Thesis IV: One can accept the analysis in Capital as a way of understanding the world, independently of a any position on the desirability of changing it, either through a revolution or otherwise.

6 comments:

Emil Bakkum said...

It may be interesting to interpret Das Kapital in terms of games theory.

Anonymous said...

Those make sense. I would also add:

Thesis V -- Volume 1 of Capital is at a high level of abstraction, ignoring differences in capital size as well as competition. This is to show that labour is exploited under capitalism by selling its labour power and its product to capital. Volume 3 includes both these ignored factors, hence "prices of production"

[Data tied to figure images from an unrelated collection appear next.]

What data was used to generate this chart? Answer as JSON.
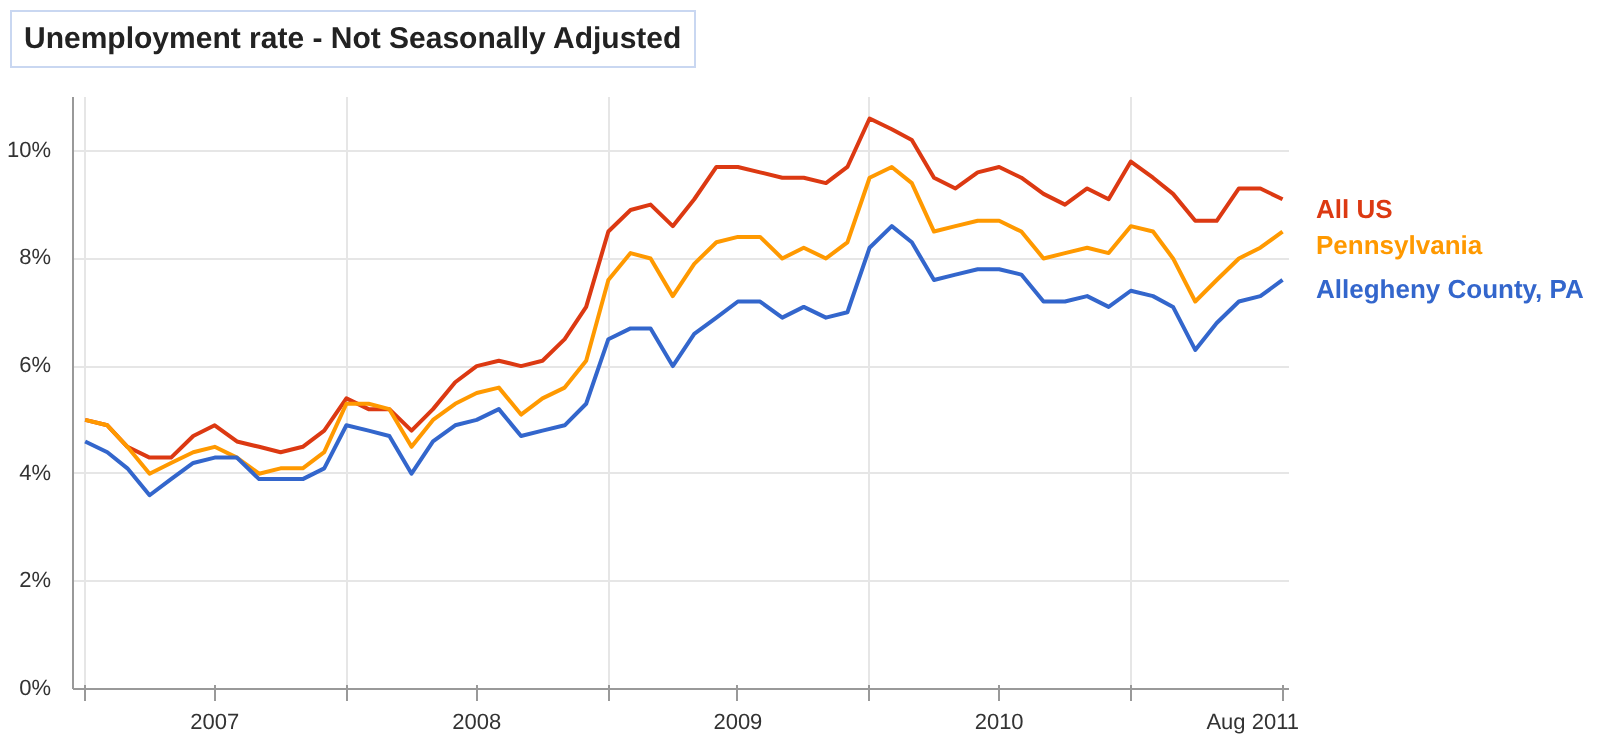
{
  "chart_data": {
    "type": "line",
    "title": "Unemployment rate - Not Seasonally Adjusted",
    "x": [
      "2007-01",
      "2007-02",
      "2007-03",
      "2007-04",
      "2007-05",
      "2007-06",
      "2007-07",
      "2007-08",
      "2007-09",
      "2007-10",
      "2007-11",
      "2007-12",
      "2008-01",
      "2008-02",
      "2008-03",
      "2008-04",
      "2008-05",
      "2008-06",
      "2008-07",
      "2008-08",
      "2008-09",
      "2008-10",
      "2008-11",
      "2008-12",
      "2009-01",
      "2009-02",
      "2009-03",
      "2009-04",
      "2009-05",
      "2009-06",
      "2009-07",
      "2009-08",
      "2009-09",
      "2009-10",
      "2009-11",
      "2009-12",
      "2010-01",
      "2010-02",
      "2010-03",
      "2010-04",
      "2010-05",
      "2010-06",
      "2010-07",
      "2010-08",
      "2010-09",
      "2010-10",
      "2010-11",
      "2010-12",
      "2011-01",
      "2011-02",
      "2011-03",
      "2011-04",
      "2011-05",
      "2011-06",
      "2011-07",
      "2011-08"
    ],
    "series": [
      {
        "name": "All US",
        "color": "#dc3912",
        "values": [
          5.0,
          4.9,
          4.5,
          4.3,
          4.3,
          4.7,
          4.9,
          4.6,
          4.5,
          4.4,
          4.5,
          4.8,
          5.4,
          5.2,
          5.2,
          4.8,
          5.2,
          5.7,
          6.0,
          6.1,
          6.0,
          6.1,
          6.5,
          7.1,
          8.5,
          8.9,
          9.0,
          8.6,
          9.1,
          9.7,
          9.7,
          9.6,
          9.5,
          9.5,
          9.4,
          9.7,
          10.6,
          10.4,
          10.2,
          9.5,
          9.3,
          9.6,
          9.7,
          9.5,
          9.2,
          9.0,
          9.3,
          9.1,
          9.8,
          9.5,
          9.2,
          8.7,
          8.7,
          9.3,
          9.3,
          9.1
        ]
      },
      {
        "name": "Pennsylvania",
        "color": "#ff9900",
        "values": [
          5.0,
          4.9,
          4.5,
          4.0,
          4.2,
          4.4,
          4.5,
          4.3,
          4.0,
          4.1,
          4.1,
          4.4,
          5.3,
          5.3,
          5.2,
          4.5,
          5.0,
          5.3,
          5.5,
          5.6,
          5.1,
          5.4,
          5.6,
          6.1,
          7.6,
          8.1,
          8.0,
          7.3,
          7.9,
          8.3,
          8.4,
          8.4,
          8.0,
          8.2,
          8.0,
          8.3,
          9.5,
          9.7,
          9.4,
          8.5,
          8.6,
          8.7,
          8.7,
          8.5,
          8.0,
          8.1,
          8.2,
          8.1,
          8.6,
          8.5,
          8.0,
          7.2,
          7.6,
          8.0,
          8.2,
          8.5
        ]
      },
      {
        "name": "Allegheny County, PA",
        "color": "#3366cc",
        "values": [
          4.6,
          4.4,
          4.1,
          3.6,
          3.9,
          4.2,
          4.3,
          4.3,
          3.9,
          3.9,
          3.9,
          4.1,
          4.9,
          4.8,
          4.7,
          4.0,
          4.6,
          4.9,
          5.0,
          5.2,
          4.7,
          4.8,
          4.9,
          5.3,
          6.5,
          6.7,
          6.7,
          6.0,
          6.6,
          6.9,
          7.2,
          7.2,
          6.9,
          7.1,
          6.9,
          7.0,
          8.2,
          8.6,
          8.3,
          7.6,
          7.7,
          7.8,
          7.8,
          7.7,
          7.2,
          7.2,
          7.3,
          7.1,
          7.4,
          7.3,
          7.1,
          6.3,
          6.8,
          7.2,
          7.3,
          7.6
        ]
      }
    ],
    "xlim": [
      "2006-12-15",
      "2011-08-10"
    ],
    "xticks": [
      {
        "value": "2007-01",
        "label": null
      },
      {
        "value": "2007-07",
        "label": "2007"
      },
      {
        "value": "2008-01",
        "label": null
      },
      {
        "value": "2008-07",
        "label": "2008"
      },
      {
        "value": "2009-01",
        "label": null
      },
      {
        "value": "2009-07",
        "label": "2009"
      },
      {
        "value": "2010-01",
        "label": null
      },
      {
        "value": "2010-07",
        "label": "2010"
      },
      {
        "value": "2011-01",
        "label": null
      },
      {
        "value": "2011-08",
        "label": "Aug 2011"
      }
    ],
    "ylim": [
      0,
      11
    ],
    "yticks": [
      {
        "value": 0,
        "label": "0%"
      },
      {
        "value": 2,
        "label": "2%"
      },
      {
        "value": 4,
        "label": "4%"
      },
      {
        "value": 6,
        "label": "6%"
      },
      {
        "value": 8,
        "label": "8%"
      },
      {
        "value": 10,
        "label": "10%"
      }
    ],
    "grid": true,
    "marker": "none",
    "line_style": "solid"
  }
}
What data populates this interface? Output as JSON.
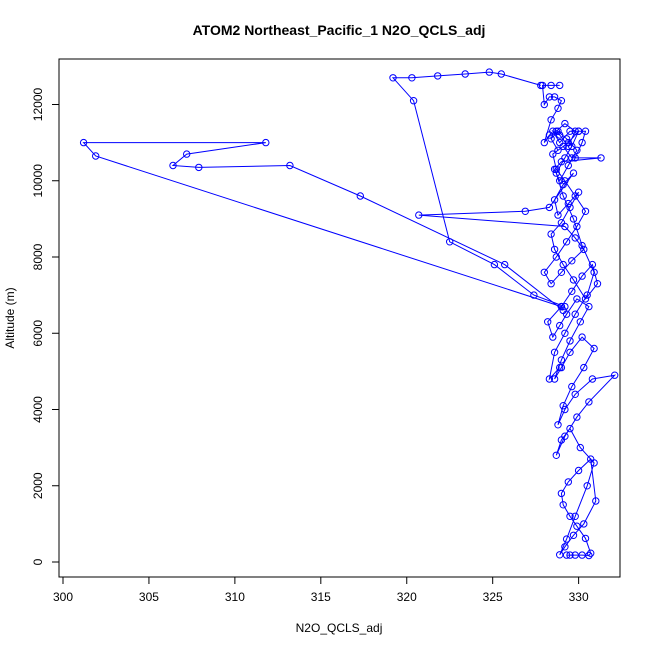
{
  "chart_data": {
    "type": "line",
    "title": "ATOM2 Northeast_Pacific_1 N2O_QCLS_adj",
    "xlabel": "N2O_QCLS_adj",
    "ylabel": "Altitude (m)",
    "xlim": [
      300,
      332
    ],
    "ylim": [
      0,
      12800
    ],
    "x_ticks": [
      300,
      305,
      310,
      315,
      320,
      325,
      330
    ],
    "y_ticks": [
      0,
      2000,
      4000,
      6000,
      8000,
      10000,
      12000
    ],
    "grid": false,
    "marker": "open-circle",
    "color": "#0000ff",
    "series": [
      {
        "x": [
          329.3,
          329.5,
          329.8,
          330.2,
          330.6,
          330.7,
          330.4,
          329.9,
          329.5,
          329.1,
          329.0,
          329.4,
          330.0,
          330.7,
          331.0,
          330.3,
          329.7,
          329.2,
          328.9,
          329.3,
          329.8,
          330.5,
          330.9,
          330.1,
          329.5,
          329.0,
          328.7,
          329.2,
          329.9,
          330.6,
          332.1,
          330.8,
          329.8,
          329.2,
          328.8,
          329.1,
          329.6,
          330.3,
          330.9,
          330.2,
          329.5,
          329.0,
          328.6,
          329.0,
          329.5,
          330.1,
          330.6,
          329.9,
          329.3,
          328.9,
          328.5,
          328.2,
          329.0,
          329.6,
          330.2,
          330.8,
          331.1,
          330.4,
          329.7,
          329.1,
          328.6,
          328.4,
          329.0,
          329.5,
          330.0,
          329.4,
          328.8,
          328.6,
          329.1,
          329.7,
          328.3,
          326.9,
          320.7,
          329.2,
          329.8,
          330.3,
          329.6,
          329.0,
          328.4,
          328.0,
          328.7,
          329.3,
          329.9,
          330.4,
          329.8,
          329.2,
          328.7,
          328.5,
          329.1,
          329.6,
          331.3,
          329.0,
          328.6,
          328.9,
          329.4,
          329.9,
          329.3,
          328.8,
          328.4,
          328.8,
          329.4,
          330.0,
          329.5,
          328.9,
          328.5,
          328.9,
          329.4,
          329.8,
          329.2,
          328.7,
          328.3,
          328.0,
          328.4,
          328.8,
          329.0,
          328.6,
          328.3,
          328.0,
          327.9,
          328.4,
          328.9
        ],
        "y": [
          180,
          180,
          180,
          180,
          170,
          230,
          620,
          940,
          1200,
          1500,
          1800,
          2100,
          2400,
          2700,
          1600,
          1000,
          700,
          400,
          190,
          600,
          1200,
          2000,
          2600,
          3000,
          3500,
          3200,
          2800,
          3300,
          3800,
          4200,
          4900,
          4800,
          4400,
          4000,
          3600,
          4100,
          4600,
          5100,
          5600,
          5900,
          5500,
          5100,
          4800,
          5300,
          5800,
          6300,
          6700,
          6900,
          6500,
          6200,
          5900,
          6300,
          6700,
          7100,
          7500,
          7800,
          7300,
          6900,
          7400,
          7800,
          8200,
          8600,
          8900,
          9300,
          9700,
          9400,
          9100,
          9500,
          9900,
          10200,
          9300,
          9200,
          9100,
          8800,
          8500,
          8200,
          7900,
          7600,
          7300,
          7600,
          8000,
          8400,
          8800,
          9200,
          9600,
          10000,
          10300,
          10700,
          10900,
          10600,
          10600,
          10500,
          10300,
          10000,
          10400,
          10800,
          11100,
          11300,
          11100,
          10800,
          11000,
          11300,
          11300,
          11000,
          11300,
          11200,
          10900,
          11300,
          11500,
          11300,
          11200,
          11000,
          11600,
          11900,
          12100,
          12200,
          12200,
          12000,
          12500,
          12500,
          12500
        ]
      },
      {
        "x": [
          327.8,
          325.5,
          324.8,
          323.4,
          321.8,
          320.3,
          319.2,
          320.4,
          322.5,
          325.1,
          327.4,
          329.2
        ],
        "y": [
          12500,
          12800,
          12850,
          12800,
          12750,
          12700,
          12700,
          12100,
          8400,
          7800,
          7000,
          6700
        ]
      },
      {
        "x": [
          329.1,
          325.7,
          317.3,
          313.2,
          307.9,
          306.4,
          307.2,
          311.8,
          301.2,
          301.9,
          329.0
        ],
        "y": [
          6600,
          7800,
          9600,
          10400,
          10350,
          10400,
          10700,
          11000,
          11000,
          10650,
          6700
        ]
      },
      {
        "x": [
          328.9,
          328.3,
          328.6,
          329.2,
          329.8,
          330.5,
          330.9,
          330.2,
          329.7,
          329.1,
          328.7,
          329.2,
          329.6,
          330.0,
          330.4,
          330.2,
          329.8
        ],
        "y": [
          5100,
          4800,
          5500,
          6000,
          6500,
          7000,
          7600,
          8300,
          9000,
          9600,
          10200,
          10600,
          10900,
          11300,
          11300,
          11000,
          10600
        ]
      }
    ]
  }
}
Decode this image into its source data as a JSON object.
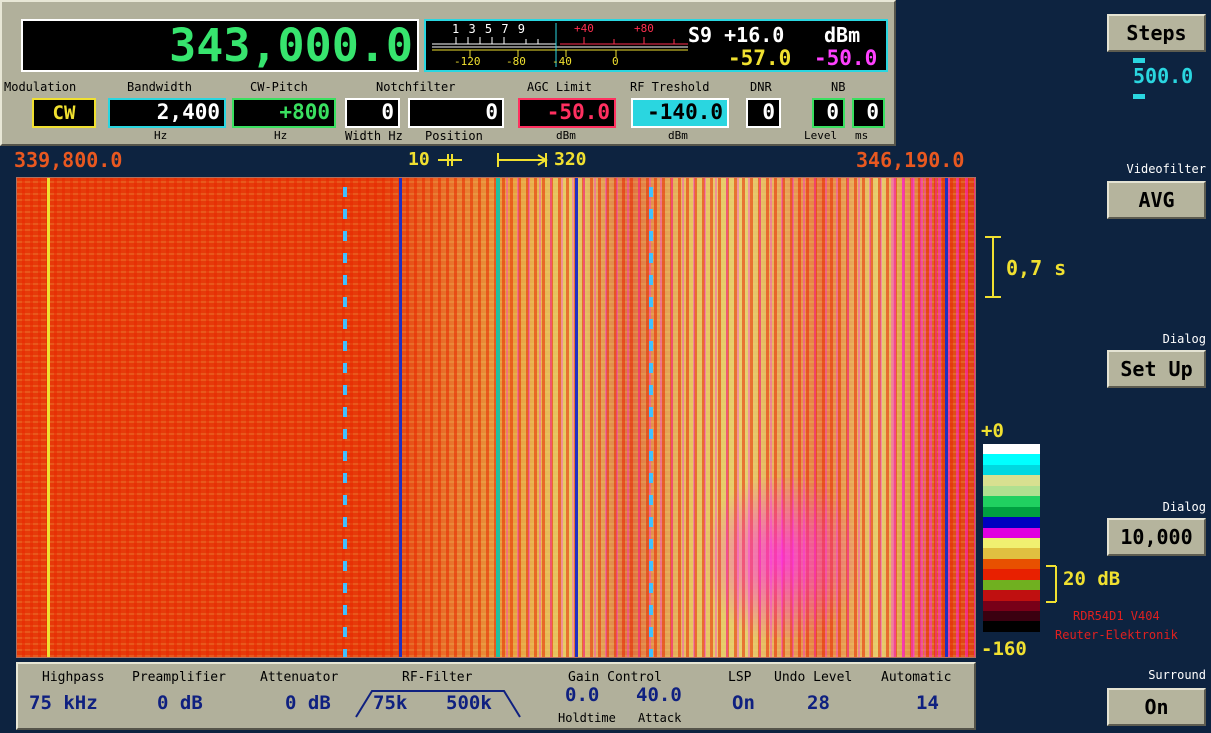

Thesis VI -- Marx shamefully distorts Proudhon's ideas while also appropriating the theory of exploitation the latter expounded in "What is Property" (collective force) and "System of Economic Contradictions" (surplus of labour, law of value).

In terms of the last thesis, may I suggest my "Proudhon’s constituted value and the myth of labour notes" (Anarchist Studies, Spring 2017).

Does not mean that Marx did not make important contributions, just that he was human and sought to undermine those whom he considered as competitors...

Iain
An Anarchist FAQ
http://www.anarchistfaq.org

Robert Vienneau said...

Thanks for the comments.

I have started on rereading John Roemer's Free to Lose: An Introduction to Marxist Economic Philosophy, which uses game theory to explain the emergence of classes. By the way, Marx's explanations, in Capital and in the essay on free trade published with The Poverty of Philosophy, are inconsistent. Both can be formalized with game theory.

Neither Marx nor Proudhon, in my opinion, was the first to explain the source of profits in the exploitation of labor. Ricardian socialists, drawing on Smith and Ricardo, did this.

Iain might like Stanley Moore's Marx versus Markets (1993). Moore shows Marx ducking and weaving in his arguments with predecessors - not so much Proudhon. Marx would explain why one set of ideas was wrong, when attacking one, and then adopting them in a later essay, without ever explaining why he changed his mind.

Emil Bakkum said...

Thanks, I was not aware of this work of Roemer

Robert Vienneau said...

I think there may be more about game theory in some article Roemer wrote for the New Palgrave, as well - maybe on exploitation. There is not as much in Free to Loose as I thought I had recalled.

Emil Bakkum said...

Inspired by your reference, I bought Analytical Marxism, edited by Roemer. It seems that especially Jon Elster applied game theory (and more generally, rational choice theory) to marxism. I knew that Elster is left-wing, but was not aware that he sympathizes with marxism.